Красноводск надвигался изломами острых, как осколки снарядов, черных сиенитовых скал. У их подножья плескалась зелёная вода. За черными скалами желтел пояс верблюжьих гор, покрытых прахом и пеплом, и теснился город из белых кубических домов. Он был мал и тощ, как военное поселение. От него тянуло зноем, как от раскаленной докрасна плиты.

Горячая вода лилась мимо ржавых бортов «Зиновьева», смывая блевотину. Море на горизонте розовело отблесками песчаных островов.

Мимо скал Уффра и казарм карантина мы вошли в порт и отдали якорь. Земля приветствовала нас вихрями серого праха, поднятого с дорог, и терпкими желтыми цветами, умиравшими на солнцепеке в захолустных палисадниках.

VIII

Доведенные до ярости топографы вскакивали, становились в ряд, хватали полотенца и, размахивая ими, двигались к дверям. Эта операция изгнания мух повторялась несколько раз за день. Комната общежития гудела мухами, как стосильный мотор. Забытые стаканы мгновенно наполнялись мушиной гущей.
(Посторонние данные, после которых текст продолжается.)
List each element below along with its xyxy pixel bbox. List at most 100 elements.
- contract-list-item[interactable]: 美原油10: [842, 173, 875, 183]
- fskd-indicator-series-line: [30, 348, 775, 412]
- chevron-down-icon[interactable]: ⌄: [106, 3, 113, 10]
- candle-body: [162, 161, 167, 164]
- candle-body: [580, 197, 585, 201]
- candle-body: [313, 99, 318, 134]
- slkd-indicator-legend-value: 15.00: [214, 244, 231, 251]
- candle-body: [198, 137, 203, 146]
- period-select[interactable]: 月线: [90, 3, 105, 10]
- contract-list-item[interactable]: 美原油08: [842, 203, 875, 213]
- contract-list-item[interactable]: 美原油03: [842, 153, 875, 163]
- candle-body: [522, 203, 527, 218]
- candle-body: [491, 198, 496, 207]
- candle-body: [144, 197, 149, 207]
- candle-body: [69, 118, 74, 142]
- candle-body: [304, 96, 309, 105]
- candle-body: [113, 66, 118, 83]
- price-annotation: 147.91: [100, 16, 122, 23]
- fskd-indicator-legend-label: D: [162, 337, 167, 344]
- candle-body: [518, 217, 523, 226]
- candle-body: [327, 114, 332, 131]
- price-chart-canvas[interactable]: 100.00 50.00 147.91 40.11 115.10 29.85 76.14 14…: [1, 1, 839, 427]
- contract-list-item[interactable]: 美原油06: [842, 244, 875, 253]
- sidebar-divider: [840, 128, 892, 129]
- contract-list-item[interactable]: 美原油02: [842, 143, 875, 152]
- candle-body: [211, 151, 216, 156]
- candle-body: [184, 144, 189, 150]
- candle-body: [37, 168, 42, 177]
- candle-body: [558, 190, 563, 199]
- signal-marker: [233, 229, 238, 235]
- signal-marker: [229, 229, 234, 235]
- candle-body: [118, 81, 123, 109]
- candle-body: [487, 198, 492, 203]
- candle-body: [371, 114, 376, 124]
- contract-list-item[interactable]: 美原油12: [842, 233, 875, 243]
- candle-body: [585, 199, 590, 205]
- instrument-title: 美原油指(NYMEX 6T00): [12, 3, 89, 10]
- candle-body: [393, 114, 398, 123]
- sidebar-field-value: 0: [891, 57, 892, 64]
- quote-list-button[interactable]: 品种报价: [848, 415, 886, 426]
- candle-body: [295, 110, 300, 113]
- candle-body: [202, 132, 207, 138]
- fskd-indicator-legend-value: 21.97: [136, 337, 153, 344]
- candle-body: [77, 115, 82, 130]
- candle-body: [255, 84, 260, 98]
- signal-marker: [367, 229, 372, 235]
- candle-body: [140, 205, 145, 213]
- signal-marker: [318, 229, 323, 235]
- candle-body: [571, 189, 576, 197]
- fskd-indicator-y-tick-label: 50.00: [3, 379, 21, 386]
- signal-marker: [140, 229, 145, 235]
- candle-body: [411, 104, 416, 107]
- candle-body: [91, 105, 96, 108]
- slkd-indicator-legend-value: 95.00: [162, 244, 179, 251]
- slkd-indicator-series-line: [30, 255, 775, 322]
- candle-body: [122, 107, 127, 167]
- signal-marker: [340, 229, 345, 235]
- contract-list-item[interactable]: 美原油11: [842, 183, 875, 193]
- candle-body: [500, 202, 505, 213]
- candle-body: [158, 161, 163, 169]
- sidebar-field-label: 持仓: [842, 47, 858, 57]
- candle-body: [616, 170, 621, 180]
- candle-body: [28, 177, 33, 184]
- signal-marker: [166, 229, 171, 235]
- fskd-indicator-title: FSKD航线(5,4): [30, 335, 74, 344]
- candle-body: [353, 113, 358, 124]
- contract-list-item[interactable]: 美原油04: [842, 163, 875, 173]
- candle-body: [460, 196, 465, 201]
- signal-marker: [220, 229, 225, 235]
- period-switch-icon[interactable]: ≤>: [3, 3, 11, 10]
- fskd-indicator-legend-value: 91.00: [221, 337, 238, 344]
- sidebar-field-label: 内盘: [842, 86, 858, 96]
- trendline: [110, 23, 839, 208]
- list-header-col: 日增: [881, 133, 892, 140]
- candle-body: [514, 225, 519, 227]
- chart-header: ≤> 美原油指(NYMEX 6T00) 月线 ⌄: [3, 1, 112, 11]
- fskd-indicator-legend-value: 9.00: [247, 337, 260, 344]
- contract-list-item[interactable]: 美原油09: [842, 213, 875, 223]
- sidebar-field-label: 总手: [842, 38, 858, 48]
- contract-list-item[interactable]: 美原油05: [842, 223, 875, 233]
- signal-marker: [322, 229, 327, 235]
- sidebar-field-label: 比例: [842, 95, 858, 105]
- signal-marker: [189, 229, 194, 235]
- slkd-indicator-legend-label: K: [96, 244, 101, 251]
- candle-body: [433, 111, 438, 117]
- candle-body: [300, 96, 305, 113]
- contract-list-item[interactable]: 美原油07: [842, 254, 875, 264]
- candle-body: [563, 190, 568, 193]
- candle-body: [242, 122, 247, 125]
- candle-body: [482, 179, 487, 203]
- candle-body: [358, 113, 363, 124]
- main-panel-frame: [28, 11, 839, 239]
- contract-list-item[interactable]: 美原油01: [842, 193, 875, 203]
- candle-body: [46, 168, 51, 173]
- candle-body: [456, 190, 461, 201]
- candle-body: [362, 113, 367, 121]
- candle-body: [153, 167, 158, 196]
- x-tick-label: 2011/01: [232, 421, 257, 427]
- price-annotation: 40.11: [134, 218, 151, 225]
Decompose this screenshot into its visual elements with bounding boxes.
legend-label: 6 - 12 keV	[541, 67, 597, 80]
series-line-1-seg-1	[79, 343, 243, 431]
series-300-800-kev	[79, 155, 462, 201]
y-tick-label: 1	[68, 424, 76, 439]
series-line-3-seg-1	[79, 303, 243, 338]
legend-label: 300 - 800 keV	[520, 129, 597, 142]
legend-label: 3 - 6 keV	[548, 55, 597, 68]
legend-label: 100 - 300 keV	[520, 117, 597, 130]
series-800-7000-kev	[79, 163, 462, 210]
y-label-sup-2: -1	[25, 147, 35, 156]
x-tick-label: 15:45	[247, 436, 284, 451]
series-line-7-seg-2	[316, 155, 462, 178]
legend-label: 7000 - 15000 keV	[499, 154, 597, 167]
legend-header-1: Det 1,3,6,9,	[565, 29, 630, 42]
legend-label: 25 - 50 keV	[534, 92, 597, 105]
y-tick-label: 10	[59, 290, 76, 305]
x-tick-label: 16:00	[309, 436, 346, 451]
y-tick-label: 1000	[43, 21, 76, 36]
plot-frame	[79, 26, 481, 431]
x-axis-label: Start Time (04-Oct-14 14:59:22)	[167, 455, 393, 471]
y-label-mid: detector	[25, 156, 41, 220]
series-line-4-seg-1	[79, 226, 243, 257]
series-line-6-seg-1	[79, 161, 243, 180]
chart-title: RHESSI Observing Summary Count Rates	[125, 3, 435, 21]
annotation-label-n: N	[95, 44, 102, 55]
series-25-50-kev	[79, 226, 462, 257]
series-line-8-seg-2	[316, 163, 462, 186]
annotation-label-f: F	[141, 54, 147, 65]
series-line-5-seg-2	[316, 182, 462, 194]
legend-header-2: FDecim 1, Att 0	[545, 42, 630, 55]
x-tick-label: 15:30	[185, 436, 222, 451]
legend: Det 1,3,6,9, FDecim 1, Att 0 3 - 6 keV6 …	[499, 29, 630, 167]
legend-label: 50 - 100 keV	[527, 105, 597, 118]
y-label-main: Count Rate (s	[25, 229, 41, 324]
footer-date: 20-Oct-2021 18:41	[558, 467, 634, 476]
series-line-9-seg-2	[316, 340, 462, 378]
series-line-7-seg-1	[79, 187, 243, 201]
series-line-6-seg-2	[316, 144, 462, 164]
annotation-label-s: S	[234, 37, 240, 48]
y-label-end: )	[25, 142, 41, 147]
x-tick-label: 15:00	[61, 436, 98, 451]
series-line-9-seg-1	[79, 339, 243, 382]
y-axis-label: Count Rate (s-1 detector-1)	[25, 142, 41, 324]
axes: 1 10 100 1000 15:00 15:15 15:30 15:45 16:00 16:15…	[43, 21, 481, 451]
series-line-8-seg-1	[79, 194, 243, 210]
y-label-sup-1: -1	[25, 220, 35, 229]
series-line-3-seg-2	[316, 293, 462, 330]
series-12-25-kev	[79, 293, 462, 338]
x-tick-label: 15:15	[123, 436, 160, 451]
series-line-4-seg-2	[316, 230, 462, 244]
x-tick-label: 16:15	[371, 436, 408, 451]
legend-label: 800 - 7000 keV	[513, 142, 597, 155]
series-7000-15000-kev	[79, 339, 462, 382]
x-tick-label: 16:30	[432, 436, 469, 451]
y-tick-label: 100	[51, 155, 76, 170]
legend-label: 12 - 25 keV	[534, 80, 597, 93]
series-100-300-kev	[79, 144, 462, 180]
Мощные потоки мух хлестали в лицо каждого, кто входил с улицы. Человек непривычный в испуге отступал.

– Восточная экзотика! – говорил ему в таких случаях топограф Левин. – Входите, не бойтесь!

Экзотика была не только в этом. Она была в густой (казалось, ее можно было ощупать) вони. Воняло преимущественно старым козлом и падалью. Экзотика была в хриплом сипенье старых дроздов, висевших в поломанных клетках на базаре, в серых от пыли сушеных персидских фруктах, в стенаниях линяющих верблюдов, в безжизненной очереди из ведер у водоразборной будки, в самой воде из опреснителей – пустой и мутной.

Была она и в чайхане, где желтые от старости пиалы ждали очередных губ, липких от дешевой конфеты; была в резких библейских лицах туркмен, отправлявших свои естественные надобности среди улиц. Они закрывали при этом от стыдливости головы халатами и напоминали страусов, прячущих голову под крыло.

Спасали вечера. Низкое небо пахло степью и морем. По ночам мы купались. Огни гасли, и мы не видели воды, – мы лишь слабо чувствовали ее уровень на разгоряченном теле.

Топографы вели дорогу из Красноводска в Карабугаз. Во главе их партии стоял инженер Хоробрых.

В средние века этот человек неизбежно стал бы конквистадором, добывал бы серебро в Латинской Америке, торговал с Великим Моголом или пиратствовал у берегов Голландии. Это был человек каменной воли и хватки. Он брезгливо сторонился малодушных людей, любил хитрость, опасную игру, новизну впечатлений, размах, пустыню. Он заслуженно считался знатоком Карабугазского залива – этого почти белого места на карте СССР. В его комнате стояли чучела, двух фламинго, убитых им на косе Кургузуль. Фламинго были мутные и розовые, как штормовые утра в пустыне.

Хоробрых знал Карабугаз вдоль и поперек, от Умчалла до Сартаса и от пролива до мыса Кулан-Гурлан. Он рассказывал об этом необычайном, почти фантастическом заливе со спокойствием эпического певна.